PITX2 is a bicoid type homeobox gene that is mutated in patients with Axenfeld-Rieger syndrome (ARS). ARS is an autosomal dominant disorder characterized by ocular, dental, and umbilical abnormalities. The objective of my thesis was to characterize the functional consequences of ARS mutations and to identify novel PITX2-interacting factors.; I first showed that an ARS homeodomain mutation (K88E) resulted in a dominant negative protein that had defective DNA binding, transactivation, and inhibited wildtype PITX2 activity.
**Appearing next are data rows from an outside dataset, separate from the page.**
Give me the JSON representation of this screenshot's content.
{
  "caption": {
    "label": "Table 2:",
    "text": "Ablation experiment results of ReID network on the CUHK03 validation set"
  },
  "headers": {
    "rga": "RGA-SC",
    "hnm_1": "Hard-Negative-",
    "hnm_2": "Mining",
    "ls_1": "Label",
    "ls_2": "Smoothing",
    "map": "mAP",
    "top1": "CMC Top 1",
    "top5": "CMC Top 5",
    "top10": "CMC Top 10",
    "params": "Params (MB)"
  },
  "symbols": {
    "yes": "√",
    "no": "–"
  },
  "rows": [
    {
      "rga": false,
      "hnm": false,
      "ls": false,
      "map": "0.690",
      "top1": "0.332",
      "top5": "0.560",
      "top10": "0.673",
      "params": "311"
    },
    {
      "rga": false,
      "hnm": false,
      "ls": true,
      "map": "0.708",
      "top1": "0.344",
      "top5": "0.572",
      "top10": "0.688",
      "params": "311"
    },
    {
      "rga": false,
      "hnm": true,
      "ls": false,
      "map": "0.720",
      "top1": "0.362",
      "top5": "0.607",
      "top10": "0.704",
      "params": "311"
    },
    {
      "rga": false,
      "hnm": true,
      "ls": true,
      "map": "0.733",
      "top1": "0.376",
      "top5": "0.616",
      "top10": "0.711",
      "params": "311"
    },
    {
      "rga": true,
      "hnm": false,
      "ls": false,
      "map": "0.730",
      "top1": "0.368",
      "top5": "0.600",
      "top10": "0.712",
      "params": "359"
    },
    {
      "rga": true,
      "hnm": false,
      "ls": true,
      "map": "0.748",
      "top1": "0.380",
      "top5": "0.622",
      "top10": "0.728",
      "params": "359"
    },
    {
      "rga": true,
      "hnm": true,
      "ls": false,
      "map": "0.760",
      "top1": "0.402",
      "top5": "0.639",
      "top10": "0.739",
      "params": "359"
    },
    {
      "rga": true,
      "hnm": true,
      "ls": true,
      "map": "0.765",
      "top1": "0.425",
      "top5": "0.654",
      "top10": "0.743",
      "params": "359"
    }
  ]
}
To determine the dominant-negative mechanism, I assessed PITX2 dimerization. Wildtype PITX2 formed dimers with itself and with the K88E mutant. However, the wildtype-K88E heterodimer showed greater interaction than the wildtype homodimer. The significance of wildtype dimerization was that it allowed cooperative binding to a DNA element containing tandem bicoid (TAATCC) sites. While the PITX2-K88E heterodimer could bind the tandem sites, it did so without cooperativity and less activation of a reporter gene. I propose that the PITX2-K88E heterodimer is in a ‘constrained’ state that has reduced activity. I also characterized two C-terminal truncation mutants (W133Stop and D122FS), which showed increased DNA binding and cell-line-specific transactivation relative to wildtype. This confirmed the presence of a C-terminal inhibitory domain and suggests that optimal PITX2 function requires cell-specific protein interactions with the C-terminal tail.; Finally, I identified two novel PITX2 interacting factors, MEF2A and PIASy. I showed that PITX2 and MEF2A could synergistically activate the ANF promoter and that p38 MAP kinases enhanced PITX2 activation. These data implicate PITX2 in ANF regulation during development and possibly cardiac hypertrophy. PIASy was identified from a yeast two-hybrid screen of a mouse E17 cDNA library. PIASy is an E3 SUMO-ligase known to sumoyiate and inhibit transcription factors, including Lef1, which is expressed with Pitx2 in the developing tooth. PIASy and PITX2 cotransfection studies revealed that PIASy specifically inhibits PITX2 activity. This suggests coordinate regulation of Pitx2 and Lefl in the dental epithelium.; These studies have provided a new perspective on the pathogenesis of ARS mutations and the mechanism by which PITX2 may function in development.